I have a program which compares the similarity of two images for different positions, so my surface consists of points which correspond to X and Y translations each with a value (mutual information).
Here is an example of a surface I want to be ranked as very good:
https://dl.dropboxusercontent.com/u/51282958/good.png
And this is an example of surface which needs a low rank:
https://dl.dropboxusercontent.com/u/51282958/bad.png
So the metric is some kind of measure of certainty, lots of similar peaks = bad and one big peak in center of the surface is good. Also a peak on the border of the surface is bad as it might not be a peak at all.

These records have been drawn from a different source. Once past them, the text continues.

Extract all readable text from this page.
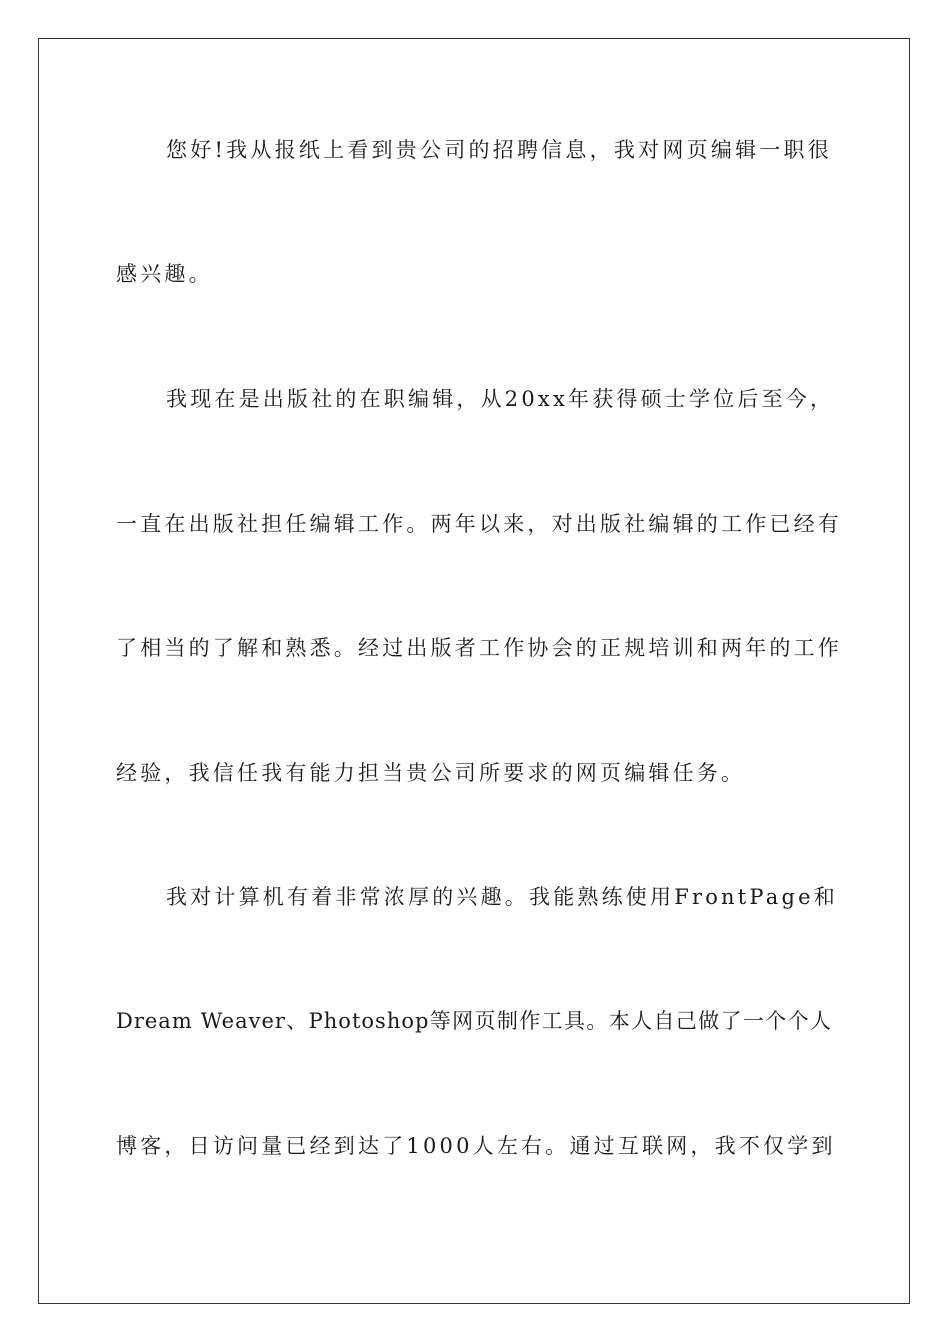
您好!我从报纸上看到贵公司的招聘信息，我对网页编辑一职很
感兴趣。
我现在是出版社的在职编辑，从20xx年获得硕士学位后至今，
一直在出版社担任编辑工作。两年以来，对出版社编辑的工作已经有
了相当的了解和熟悉。经过出版者工作协会的正规培训和两年的工作
经验，我信任我有能力担当贵公司所要求的网页编辑任务。
我对计算机有着非常浓厚的兴趣。我能熟练使用FrontPage和
Dream Weaver、Photoshop等网页制作工具。本人自己做了一个个人
博客，日访问量已经到达了1000人左右。通过互联网，我不仅学到
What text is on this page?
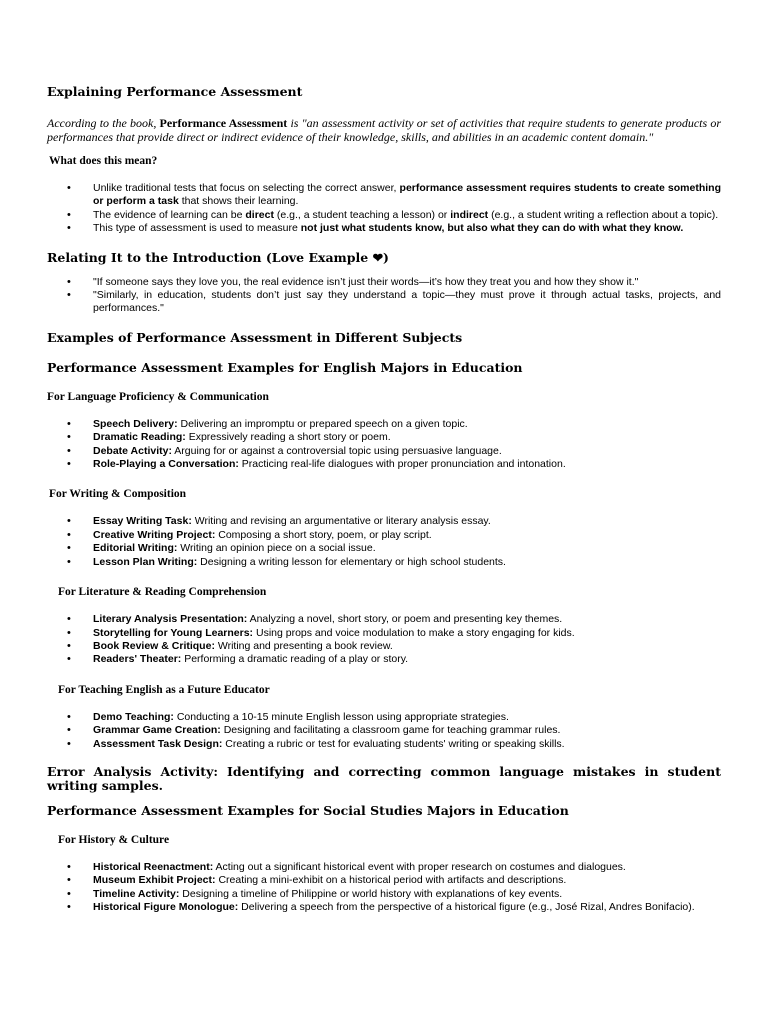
Explaining Performance Assessment

According to the book, Performance Assessment is "an assessment activity or set of activities that require students to generate products or performances that provide direct or indirect evidence of their knowledge, skills, and abilities in an academic content domain."

What does this mean?
• Unlike traditional tests that focus on selecting the correct answer, performance assessment requires students to create something or perform a task that shows their learning.
• The evidence of learning can be direct (e.g., a student teaching a lesson) or indirect (e.g., a student writing a reflection about a topic).
• This type of assessment is used to measure not just what students know, but also what they can do with what they know.
Relating It to the Introduction (Love Example ❤)
• "If someone says they love you, the real evidence isn’t just their words—it’s how they treat you and how they show it."
• "Similarly, in education, students don’t just say they understand a topic—they must prove it through actual tasks, projects, and performances."
Examples of Performance Assessment in Different Subjects
Performance Assessment Examples for English Majors in Education
For Language Proficiency & Communication
• Speech Delivery: Delivering an impromptu or prepared speech on a given topic.
• Dramatic Reading: Expressively reading a short story or poem.
• Debate Activity: Arguing for or against a controversial topic using persuasive language.
• Role-Playing a Conversation: Practicing real-life dialogues with proper pronunciation and intonation.
For Writing & Composition
• Essay Writing Task: Writing and revising an argumentative or literary analysis essay.
• Creative Writing Project: Composing a short story, poem, or play script.
• Editorial Writing: Writing an opinion piece on a social issue.
• Lesson Plan Writing: Designing a writing lesson for elementary or high school students.
For Literature & Reading Comprehension
• Literary Analysis Presentation: Analyzing a novel, short story, or poem and presenting key themes.
• Storytelling for Young Learners: Using props and voice modulation to make a story engaging for kids.
• Book Review & Critique: Writing and presenting a book review.
• Readers' Theater: Performing a dramatic reading of a play or story.
For Teaching English as a Future Educator
• Demo Teaching: Conducting a 10-15 minute English lesson using appropriate strategies.
• Grammar Game Creation: Designing and facilitating a classroom game for teaching grammar rules.
• Assessment Task Design: Creating a rubric or test for evaluating students' writing or speaking skills.

Error Analysis Activity: Identifying and correcting common language mistakes in student writing samples.

Performance Assessment Examples for Social Studies Majors in Education
For History & Culture
• Historical Reenactment: Acting out a significant historical event with proper research on costumes and dialogues.
• Museum Exhibit Project: Creating a mini-exhibit on a historical period with artifacts and descriptions.
• Timeline Activity: Designing a timeline of Philippine or world history with explanations of key events.
• Historical Figure Monologue: Delivering a speech from the perspective of a historical figure (e.g., José Rizal, Andres Bonifacio).
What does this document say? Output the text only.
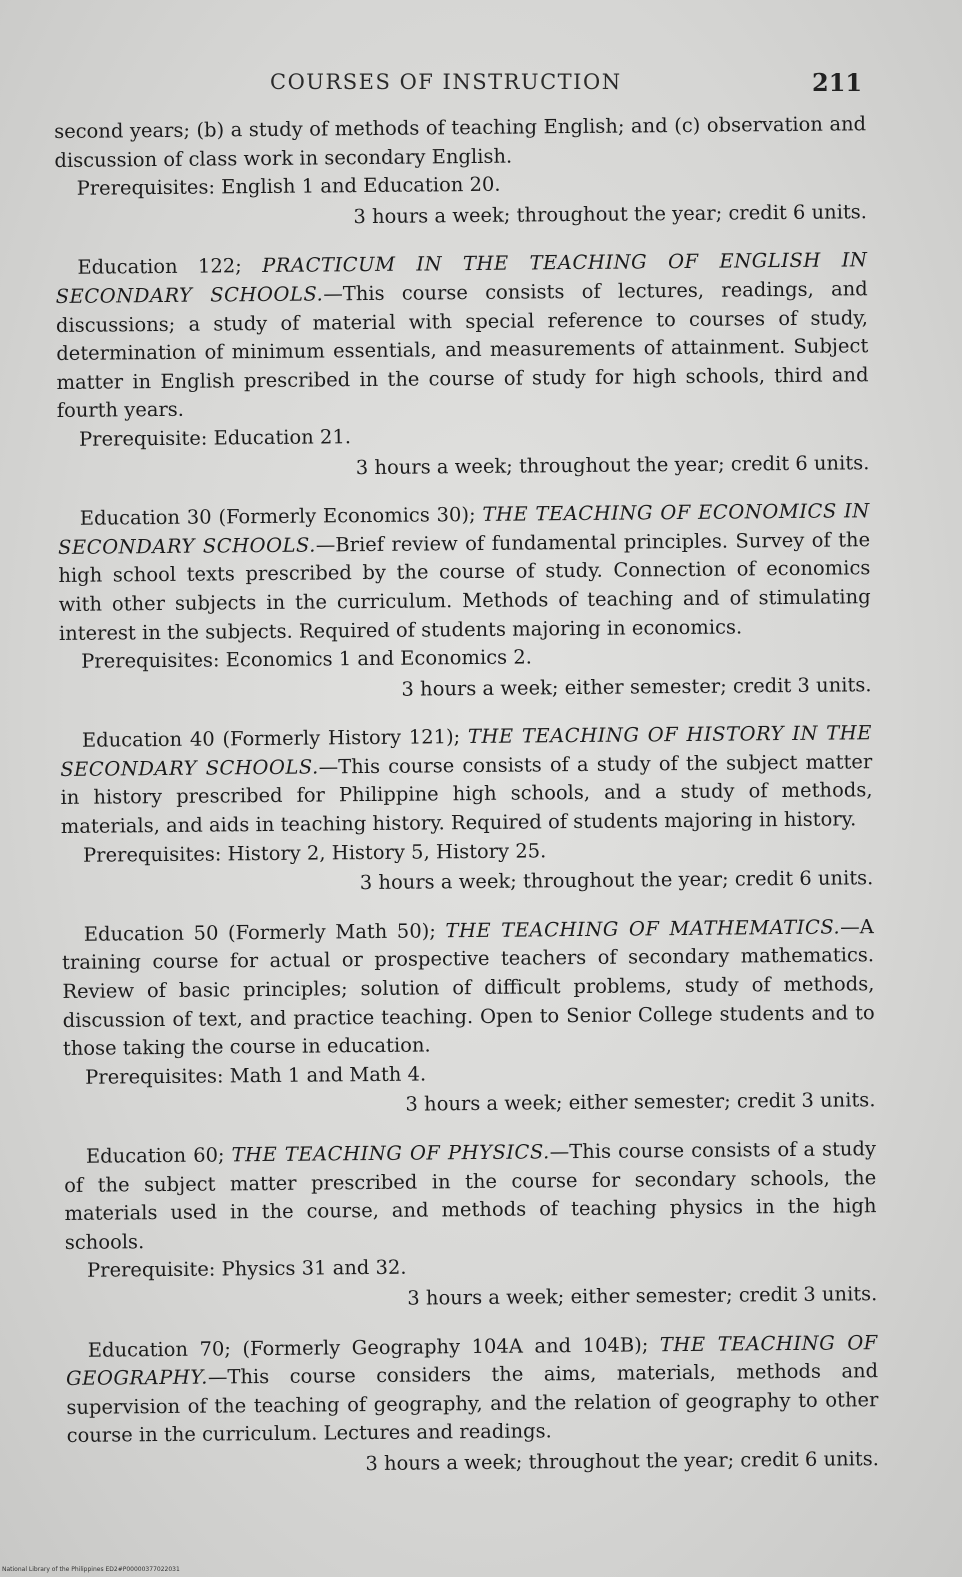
COURSES OF INSTRUCTION	211

second years; (b) a study of methods of teaching English; and (c) observation and discussion of class work in secondary English.

Prerequisites: English 1 and Education 20.

3 hours a week; throughout the year; credit 6 units.

Education 122; PRACTICUM IN THE TEACHING OF ENGLISH IN SECONDARY SCHOOLS.—This course consists of lectures, readings, and discussions; a study of material with special reference to courses of study, determination of minimum essentials, and measurements of attainment. Subject matter in English prescribed in the course of study for high schools, third and fourth years.

Prerequisite: Education 21.

3 hours a week; throughout the year; credit 6 units.

Education 30 (Formerly Economics 30); THE TEACHING OF ECONOMICS IN SECONDARY SCHOOLS.—Brief review of fundamental principles. Survey of the high school texts prescribed by the course of study. Connection of economics with other subjects in the curriculum. Methods of teaching and of stimulating interest in the subjects. Required of students majoring in economics.

Prerequisites: Economics 1 and Economics 2.

3 hours a week; either semester; credit 3 units.

Education 40 (Formerly History 121); THE TEACHING OF HISTORY IN THE SECONDARY SCHOOLS.—This course consists of a study of the subject matter in history prescribed for Philippine high schools, and a study of methods, materials, and aids in teaching history. Required of students majoring in history.

Prerequisites: History 2, History 5, History 25.

3 hours a week; throughout the year; credit 6 units.

Education 50 (Formerly Math 50); THE TEACHING OF MATHEMATICS.—A training course for actual or prospective teachers of secondary mathematics. Review of basic principles; solution of difficult problems, study of methods, discussion of text, and practice teaching. Open to Senior College students and to those taking the course in education.

Prerequisites: Math 1 and Math 4.

3 hours a week; either semester; credit 3 units.

Education 60; THE TEACHING OF PHYSICS.—This course consists of a study of the subject matter prescribed in the course for secondary schools, the materials used in the course, and methods of teaching physics in the high schools.

Prerequisite: Physics 31 and 32.

3 hours a week; either semester; credit 3 units.

Education 70; (Formerly Geography 104A and 104B); THE TEACHING OF GEOGRAPHY.—This course considers the aims, materials, methods and supervision of the teaching of geography, and the relation of geography to other course in the curriculum. Lectures and readings.

3 hours a week; throughout the year; credit 6 units.

National Library of the Philippines ED2#P00000377022031
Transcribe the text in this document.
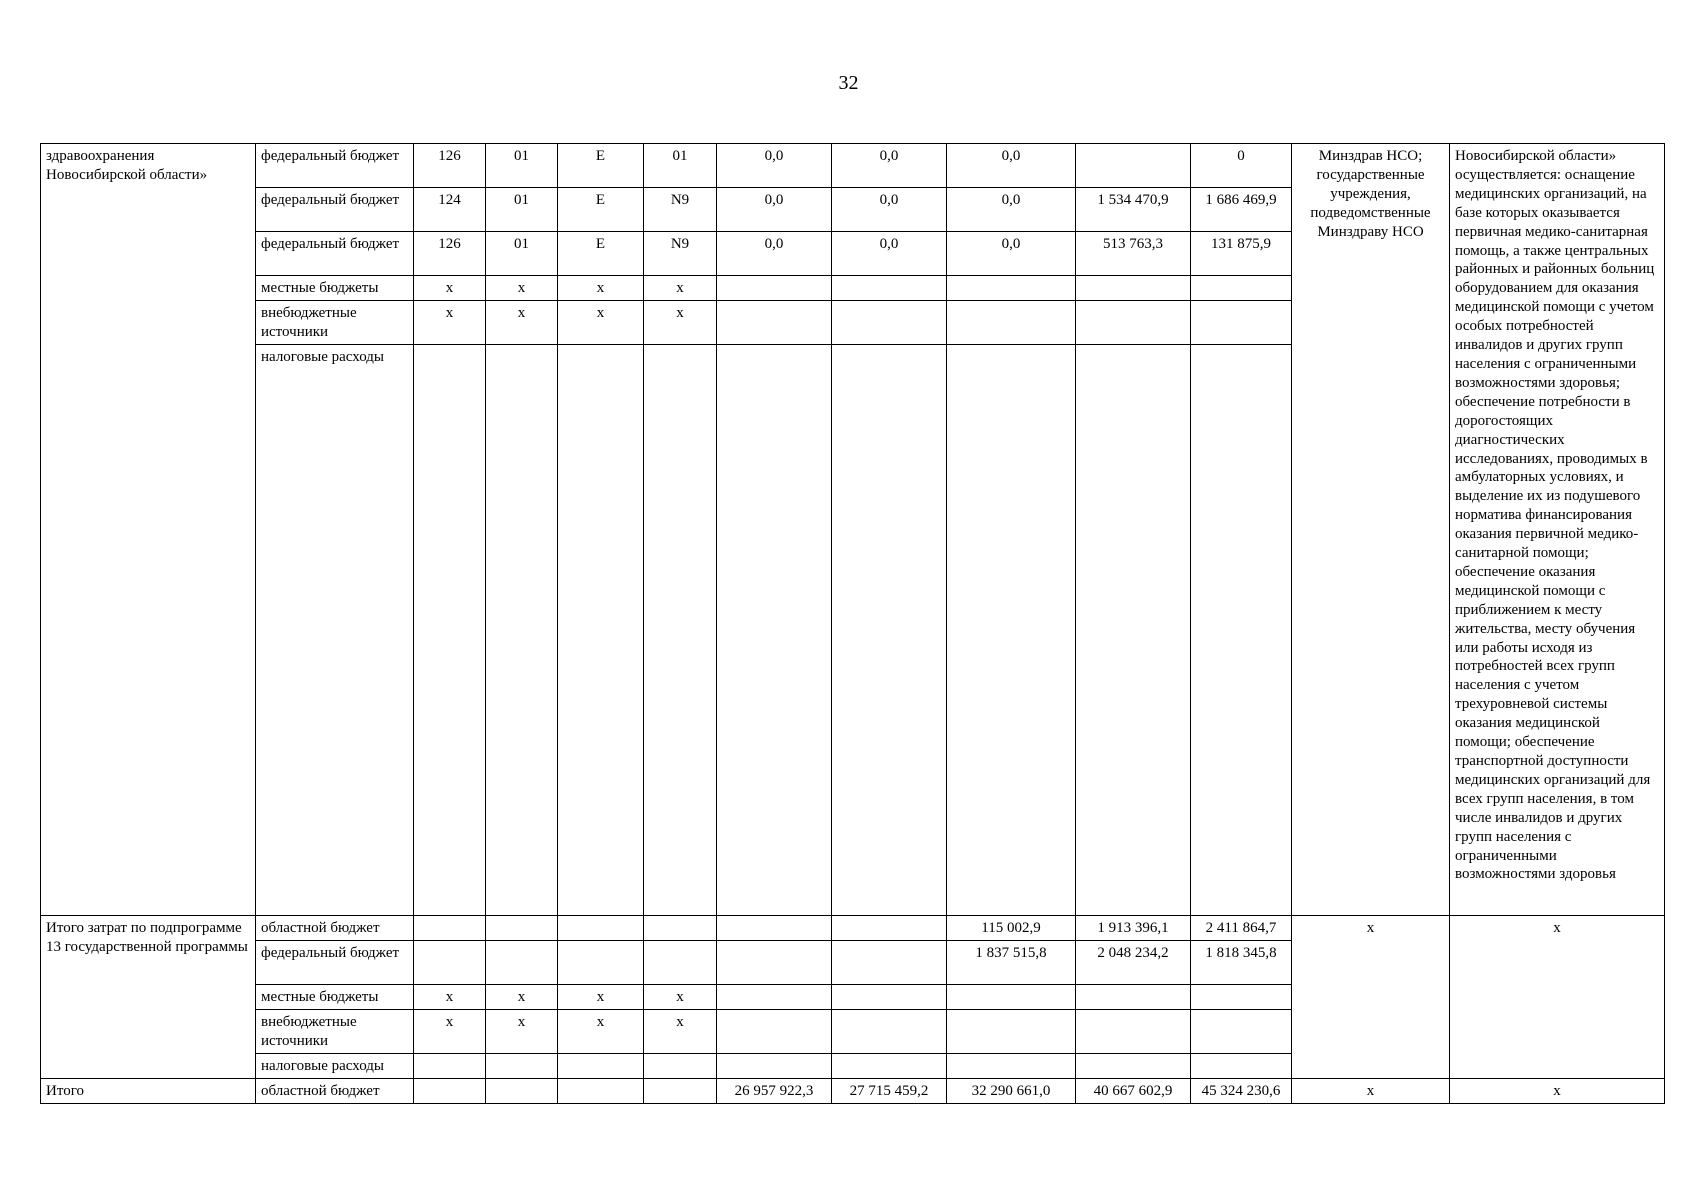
32
здравоохранения Новосибирской области»	федеральный бюджет	126	01	E	01	0,0	0,0	0,0		0	Минздрав НСО; государственные учреждения, подведомственные Минздраву НСО	Новосибирской области» осуществляется: оснащение медицинских организаций, на базе которых оказывается первичная медико-санитарная помощь, а также центральных районных и районных больниц оборудованием для оказания медицинской помощи с учетом особых потребностей инвалидов и других групп населения с ограниченными возможностями здоровья; обеспечение потребности в дорогостоящих диагностических исследованиях, проводимых в амбулаторных условиях, и выделение их из подушевого норматива финансирования оказания первичной медико-санитарной помощи; обеспечение оказания медицинской помощи с приближением к месту жительства, месту обучения или работы исходя из потребностей всех групп населения с учетом трехуровневой системы оказания медицинской помощи; обеспечение транспортной доступности медицинских организаций для всех групп населения, в том числе инвалидов и других групп населения с ограниченными возможностями здоровья
	федеральный бюджет	124	01	E	N9	0,0	0,0	0,0	1 534 470,9	1 686 469,9		
	федеральный бюджет	126	01	E	N9	0,0	0,0	0,0	513 763,3	131 875,9		
	местные бюджеты	x	x	x	x							
	внебюджетные источники	x	x	x	x							
	налоговые расходы											
Итого затрат по подпрограмме 13 государственной программы	областной бюджет							115 002,9	1 913 396,1	2 411 864,7	x	x
	федеральный бюджет							1 837 515,8	2 048 234,2	1 818 345,8		
	местные бюджеты	x	x	x	x							
	внебюджетные источники	x	x	x	x							
	налоговые расходы											
Итого	областной бюджет					26 957 922,3	27 715 459,2	32 290 661,0	40 667 602,9	45 324 230,6	x	x
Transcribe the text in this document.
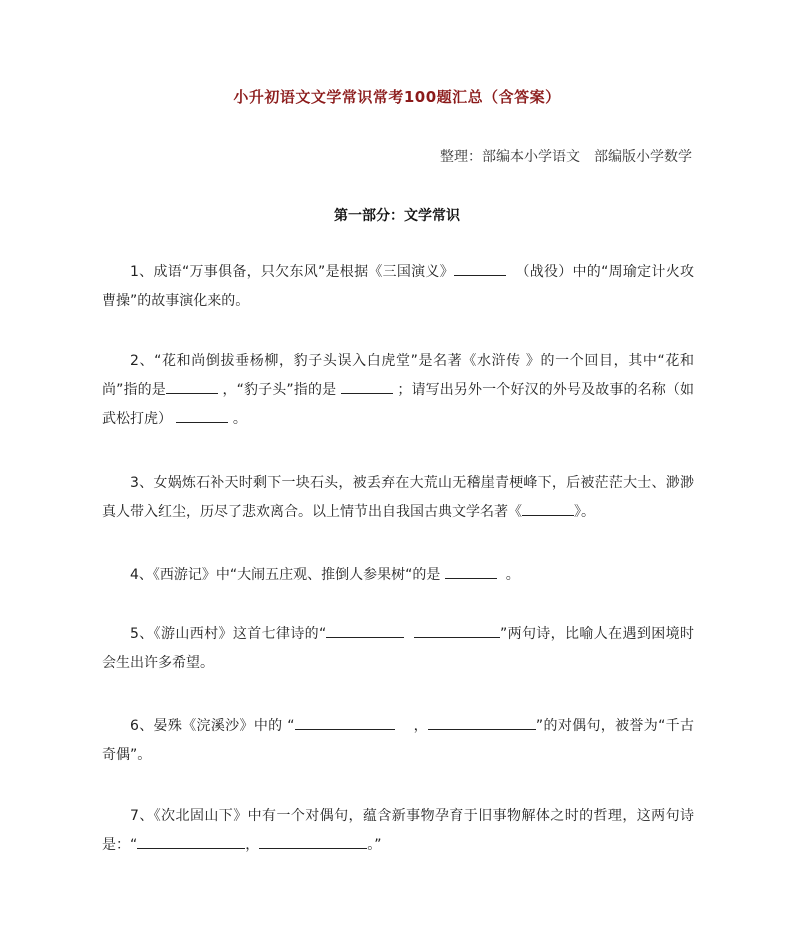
小升初语文文学常识常考100题汇总（含答案）
整理：部编本小学语文　部编版小学数学
第一部分：文学常识
1、成语“万事俱备，只欠东风”是根据《三国演义》	（战役）中的“周瑜定计火攻曹操”的故事演化来的。
2、“花和尚倒拔垂杨柳，豹子头误入白虎堂”是名著《水浒传 》的一个回目，其中“花和尚”指的是	，“豹子头”指的是	；请写出另外一个好汉的外号及故事的名称（如武松打虎）	。
3、女娲炼石补天时剩下一块石头，被丢弃在大荒山无稽崖青梗峰下，后被茫茫大士、渺渺真人带入红尘，历尽了悲欢离合。以上情节出自我国古典文学名著《	》。
4、《西游记》中“大闹五庄观、推倒人参果树“的是	。
5、《游山西村》这首七律诗的“	”两句诗，比喻人在遇到困境时会生出许多希望。
6、晏殊《浣溪沙》中的 “	，	”的对偶句，被誉为“千古奇偶”。
7、《次北固山下》中有一个对偶句，蕴含新事物孕育于旧事物解体之时的哲理，这两句诗是：“	，	。”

Now I've already created some kind of metric to rank these surfaces, and it does work in some cases. What I would really like to know is if there is some mathematical or computational method well defined to do this kind of ranking?
I have extracted information such as the location of maxima and standard deviations. Also this surface is sometimes up to 6 dimensional when rotation and scale are included.
EDIT: My current metric works as follows:
Finds the coordinates of each local maximum
Starts with a score of 1 and then reduces this for each maximum it finds by a percentage, this percentage is calculated by looking at how similar the local maximum is to the global maximum. Hence if you have a lot of maxima similar to the global maxima you will get a low score. The issue with this technique at the moment is that it was designed when I had images which only generated typically under 10 maxima but I now have images with over 500 maxima and so my score goes very low when it should not.
Finally there is a correction depending on how many standard deviations away form the mean the global maximum is.
I'm planning on improving how step two scales and so I'll hopefully be able to get rid of the last step (as it feels fairly subjective).